In the automotive industry, the term is Pullman (often written as Pullman) for large, luxurious touring car and VIP - automobiles . Up until the Second World War, the highly individual vehicles were made by companies specializing in special bodies.

The oldest known German definition of the term can be found in drivers and motor vehicles from 1928.

DIN 70010 "System of road vehicles"

The term appears as early as March 1959 in German standards, namely in the DIN 70011 standard “Superstructures for passenger vehicles; Terms and concepts ”. This required 5 or more seats, regardless of their arrangement, and a "partition with crank or sliding window between the front and rear seats".

According to the more recent German DIN standard 70010 "Systematics of road vehicles" from April 1978, which is coordinated with the international standard ISO 3833–1977 "Road vehicles - Types - Terms and Definitions", the Pullman limousine is defined as a passenger car

  • with closed structure
  • with a fixed, rigidly connected roof
  • with four or more seats in two or more rows of seats
  • with four or six side doors
  • with six or more side windows

In the specialist literature

A German-language reference work from 1952 differentiates between two Pullman bodies, which are described in detail as:

  • Pullman limousine: Closed body, 2–3 rows of seats, 4–8 seats, 4 doors, partition behind the driver's seat. Common in European countries.
  • Pullman Cabriolet: 2 rows of seats, 4–7 seats, 4 doors. Fully closable and openable hood with retractable side windows and partition behind the driver's seat. Common in Germany, France and Great Britain.

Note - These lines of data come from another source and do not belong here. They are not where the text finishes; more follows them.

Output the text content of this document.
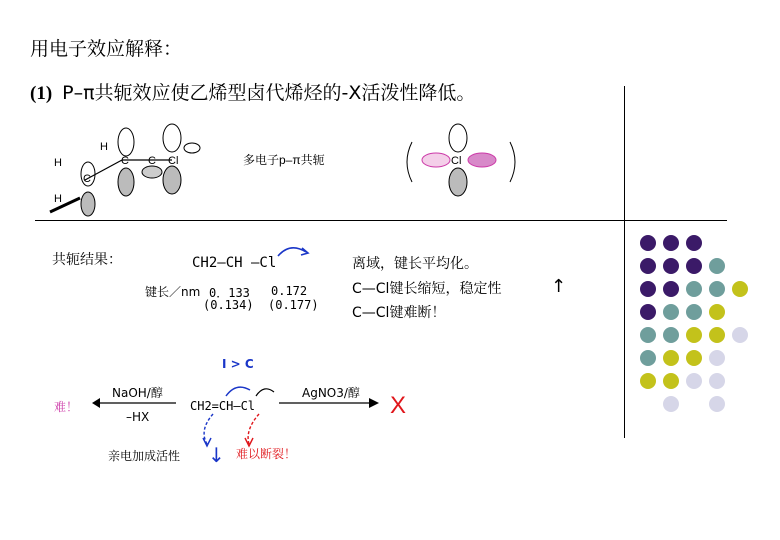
用电子效应解释：
(1) P–π共轭效应使乙烯型卤代烯烃的-X活泼性降低。
H
H	C
C
C Cl
H
多电子p–π共轭	Cl
共轭结果：	CH2—CH —Cl
键长／nm 0．133 0.172
(0.134) (0.177)
离域，键长平均化。
C—Cl键长缩短，稳定性	↑
C—Cl键难断！
I > C
难！
NaOH/醇
–HX
CH2=CH–Cl
AgNO3/醇 X
亲电加成活性 ↓ 难以断裂！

The specialist book author Halwart Schrader explains in a reference work on the keyword "Pullman":

“ Until the end of the 1930s, the Pullman limousine (so named after the luxuriously furnished railroad car of the American industrialist George Mortimer Pullman ) was the name given to those passenger cars that had additional emergency seats in the rear and thus offered space for at least seven people and had a separating window . "

Origin of the name

The name is derived from the Pullman Palace Car Company and its founder, the American George Mortimer Pullman . In the pioneering days of automotive engineering, automakers mostly only delivered cars as chassis with an engine. The Pullman Palace Car Company was one of the companies that manufactured the bodies. However, from 1858 the company and its founders became known primarily for their comfortable sleeping cars ( Pullman cars ). The appeal of the name Pullman remained so great at the turn of the century that the industrialist AP Broomell also called the luxury car brand, founded in 1905, Pullman .

In the present, the name Pullman, at least in German-speaking countries, is mainly used for the Mercedes-Benz Pullman ; these vehicles have been produced since 1963 until today.

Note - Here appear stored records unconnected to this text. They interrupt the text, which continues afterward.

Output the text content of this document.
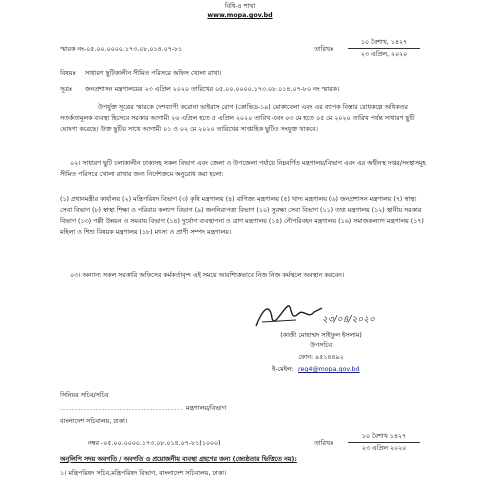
বিধি-৪ শাখা
www.mopa.gov.bd
স্মারক নং-০৫.০০.০০০০.১৭৩.০৮.০১৪.০৭-৮১	তারিখঃ
১০ বৈশাখ, ১৪২৭
২৩ এপ্রিল, ২০২০
বিষয়ঃ সাধারণ ছুটিকালীন সীমিত পরিসরে অফিস খোলা রাখা।
সূত্রঃ জনপ্রশাসন মন্ত্রণালয়ের ২৩ এপ্রিল ২০২০ তারিখের ০৫.০০.০০০০.১৭৩.০৮.০১৪.০৭-৮০ নং স্মারক।
উপর্যুক্ত সূত্রের স্মারকে দেশব্যাপী করোনা ভাইরাস রোগ (কোভিড-১৯) মোকাবেলা এবং এর ব্যাপক বিস্তার রোধকল্পে অধিকতর সতর্কতামূলক ব্যবস্থা হিসেবে সরকার আগামী ২৬ এপ্রিল হতে ৫ এপ্রিল ২০২০ তারিখ এবং ০৩ মে হতে ০৫ মে ২০২০ তারিখ পর্যন্ত সাধারণ ছুটি ঘোষণা করেছে। উক্ত ছুটির সাথে আগামী ০১ ও ০২ মে ২০২০ তারিখের সাপ্তাহিক ছুটিও সংযুক্ত থাকবে।
০২। সাধারণ ছুটি চলাকালীন ঢাকাসহ সকল বিভাগ এবং জেলা ও উপজেলা পর্যায়ে নিম্নবর্ণিত মন্ত্রণালয়/বিভাগ এবং এর অধীনস্থ দপ্তর/সংস্থাসমূহ সীমিত পরিসরে খোলা রাখার জন্য নির্দেশক্রমে অনুরোধ করা হলো:
(১) প্রধানমন্ত্রীর কার্যালয় (২) মন্ত্রিপরিষদ বিভাগ (৩) কৃষি মন্ত্রণালয় (৪) বাণিজ্য মন্ত্রণালয় (৫) খাদ্য মন্ত্রণালয় (৬) জনপ্রশাসন মন্ত্রণালয় (৭) স্বাস্থ্য সেবা বিভাগ (৮) স্বাস্থ্য শিক্ষা ও পরিবার কল্যাণ বিভাগ (৯) জননিরাপত্তা বিভাগ (১০) সুরক্ষা সেবা বিভাগ (১১) তথ্য মন্ত্রণালয় (১২) স্থানীয় সরকার বিভাগ (১৩) পল্লী উন্নয়ন ও সমবায় বিভাগ (১৪) দুর্যোগ ব্যবস্থাপনা ও ত্রাণ মন্ত্রণালয় (১৫) নৌপরিবহন মন্ত্রণালয় (১৬) সমাজকল্যাণ মন্ত্রণালয় (১৭) মহিলা ও শিশু বিষয়ক মন্ত্রণালয় (১৮) মৎস্য ও প্রাণী সম্পদ মন্ত্রণালয়।
০৩। অন্যান্য সকল সরকারি অফিসের কর্মকর্তাবৃন্দ এই সময়ে আবশ্যিকভাবে নিজ নিজ কর্মস্থলে অবস্থান করবেন।
২৩/০৪/২০২০
(কাজী মোহাম্মদ সাইফুল ইসলাম)
উপসচিব
ফোন: ৯৫১৪৪৯২
ই-মেইল: reg4@mopa.gov.bd
সিনিয়র সচিব/সচিব
......................................... মন্ত্রণালয়/বিভাগ
বাংলাদেশ সচিবালয়, ঢাকা।
নম্বর -০৫.০০.০০০০.১৭৩.০৮.০১৪.০৭-৮১(১০০০)	তারিখঃ
১০ বৈশাখ ১৪২৭
২৩ এপ্রিল ২০২০
অনুলিপি সদয় অবগতি / অবগতি ও প্রয়োজনীয় ব্যবস্থা গ্রহণের জন্য (জ্যেষ্ঠতার ভিত্তিতে নয়):
১। মন্ত্রিপরিষদ সচিব,মন্ত্রিপরিষদ বিভাগ, বাংলাদেশ সচিবালয়, ঢাকা।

Examples of vehicles with Pullman versions

Mercedes-Benz 770 (W 07) Pullman limousine from Emperor Hirohito (1935).

Related terms

Packard Twin Six Series I Vestibule Sedan (1916).
  • Imperial Limousine : Term used by Cadillac in the 1920s and 1930s for Pullman limousines. They were manufactured by Fleetwood respectively. upgraded.
  • Vestibule limousine (also as sedan): The rear door, which is usually rounded at the top, protrudes into the roof so that the vehicle can be entered and exited upright. This shape went out of fashion in the early 1920s. Manufacturers such as Pierce-Arrow or Packard had them in their regular programs.

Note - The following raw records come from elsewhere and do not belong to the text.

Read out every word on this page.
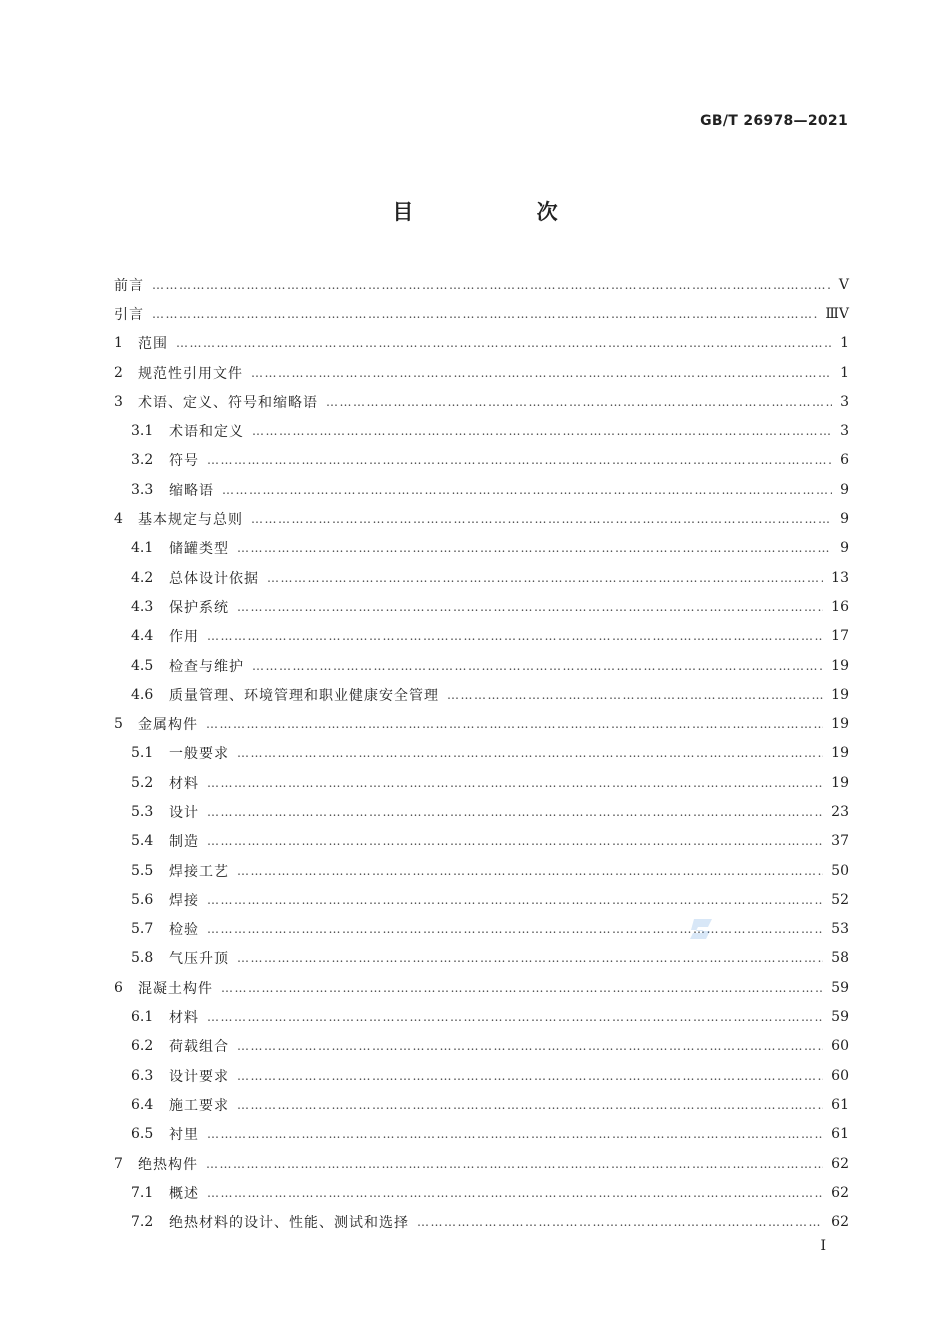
GB/T 26978—2021
目 次
前言 ……………………………………………………………………………………………………………………………………………………………………………………………………………………………………	Ⅴ
引言 ……………………………………………………………………………………………………………………………………………………………………………………………………………………………………	ⅢⅤ
1	范围 ……………………………………………………………………………………………………………………………………………………………………………………………………………………………………	1
2	规范性引用文件 ……………………………………………………………………………………………………………………………………………………………………………………………………………………………………	1
3	术语、定义、符号和缩略语 ……………………………………………………………………………………………………………………………………………………………………………………………………………………………………	3
3.1	术语和定义 ……………………………………………………………………………………………………………………………………………………………………………………………………………………………………	3
3.2	符号 ……………………………………………………………………………………………………………………………………………………………………………………………………………………………………	6
3.3	缩略语 ……………………………………………………………………………………………………………………………………………………………………………………………………………………………………	9
4	基本规定与总则 ……………………………………………………………………………………………………………………………………………………………………………………………………………………………………	9
4.1	储罐类型 ……………………………………………………………………………………………………………………………………………………………………………………………………………………………………	9
4.2	总体设计依据 ……………………………………………………………………………………………………………………………………………………………………………………………………………………………………	13
4.3	保护系统 ……………………………………………………………………………………………………………………………………………………………………………………………………………………………………	16
4.4	作用 ……………………………………………………………………………………………………………………………………………………………………………………………………………………………………	17
4.5	检查与维护 ……………………………………………………………………………………………………………………………………………………………………………………………………………………………………	19
4.6	质量管理、环境管理和职业健康安全管理 ……………………………………………………………………………………………………………………………………………………………………………………………………………………………………	19
5	金属构件 ……………………………………………………………………………………………………………………………………………………………………………………………………………………………………	19
5.1	一般要求 ……………………………………………………………………………………………………………………………………………………………………………………………………………………………………	19
5.2	材料 ……………………………………………………………………………………………………………………………………………………………………………………………………………………………………	19
5.3	设计 ……………………………………………………………………………………………………………………………………………………………………………………………………………………………………	23
5.4	制造 ……………………………………………………………………………………………………………………………………………………………………………………………………………………………………	37
5.5	焊接工艺 ……………………………………………………………………………………………………………………………………………………………………………………………………………………………………	50
5.6	焊接 ……………………………………………………………………………………………………………………………………………………………………………………………………………………………………	52
5.7	检验 ……………………………………………………………………………………………………………………………………………………………………………………………………………………………………	53
5.8	气压升顶 ……………………………………………………………………………………………………………………………………………………………………………………………………………………………………	58
6	混凝土构件 ……………………………………………………………………………………………………………………………………………………………………………………………………………………………………	59
6.1	材料 ……………………………………………………………………………………………………………………………………………………………………………………………………………………………………	59
6.2	荷载组合 ……………………………………………………………………………………………………………………………………………………………………………………………………………………………………	60
6.3	设计要求 ……………………………………………………………………………………………………………………………………………………………………………………………………………………………………	60
6.4	施工要求 ……………………………………………………………………………………………………………………………………………………………………………………………………………………………………	61
6.5	衬里 ……………………………………………………………………………………………………………………………………………………………………………………………………………………………………	61
7	绝热构件 ……………………………………………………………………………………………………………………………………………………………………………………………………………………………………	62
7.1	概述 ……………………………………………………………………………………………………………………………………………………………………………………………………………………………………	62
7.2	绝热材料的设计、性能、测试和选择 ……………………………………………………………………………………………………………………………………………………………………………………………………………………………………	62
Ⅰ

  1. Not available; as an English quote found in coachbuilt.com: Terminology.

Web links

Individual evidence

  1. a b c coachbuilt.com: Terminology.
  2. Motor vehicles in words and pictures - 100 cars . Verlag für Handel und Wirtschaft - Müller & Co., Dept. Auto and Motorcycles, 1st edition. Munich 1952. p. 7 (Chapter: The most important passenger car bodies).
  3. Halwart Schrader : vintage lexicon: history, brands, technology from A-Z . BLV Verlagsgesellschaft, 2nd edition. Munich / Vienna / Zurich 1981. ISBN 3-405-11934-0 , p. 115 (keyword: Pullman).